31_Metadata_source.asciidoc

File metadata and controls

73 lines (56 loc) · 2.64 KB

Metadata: _source Field

By default, Elasticsearch stores the JSON string representing the document body in the _source field. Like all stored fields, the _source field is compressed before being written to disk.

This is almost always desired functionality because it means the following:

  • The full document is available directly from the search results—​no need for a separate round-trip to fetch the document from another data store.

  • Partial update requests will not function without the _source field.

  • When your mapping changes and you need to reindex your data, you can do so directly from Elasticsearch instead of having to retrieve all of your documents from another (usually slower) data store.

  • Individual fields can be extracted from the _source field and returned in get or search requests when you don’t need to see the whole document.

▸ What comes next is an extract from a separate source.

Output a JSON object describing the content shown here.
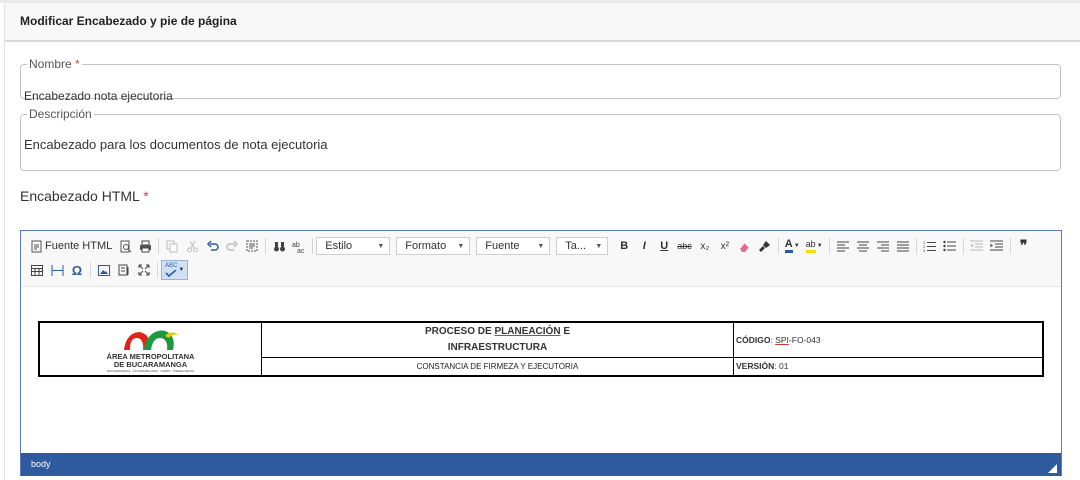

  • It is easier to debug queries, because you can see exactly what each document contains, rather than having to guess their contents from a list of IDs.

That said, storing the _source field does use disk space. If none of the preceding reasons is important to you, you can disable the _source field with the following mapping:

PUT /my_index
{
    "mappings": {
        "my_type": {
            "_source": {
                "enabled":  false
            }
        }
    }
}

In a search request, you can ask for only certain fields by specifying the _source parameter in the request body:

GET /_search
{
    "query":   { "match_all": {}},
    "_source": [ "title", "created" ]
}

Values for these fields will be extracted from the _source field and returned instead of the full _source.

Stored Fields

Besides indexing the values of a field, you can also choose to store the original field value for later retrieval. Users with a Lucene background use stored fields to choose which fields they would like to be able to return in their search results. In fact, the _source field is a stored field.

In Elasticsearch, setting individual document fields to be stored is usually a false optimization. The whole document is already stored as the _source field. It is almost always better to just extract the fields that you need by using the _source parameter.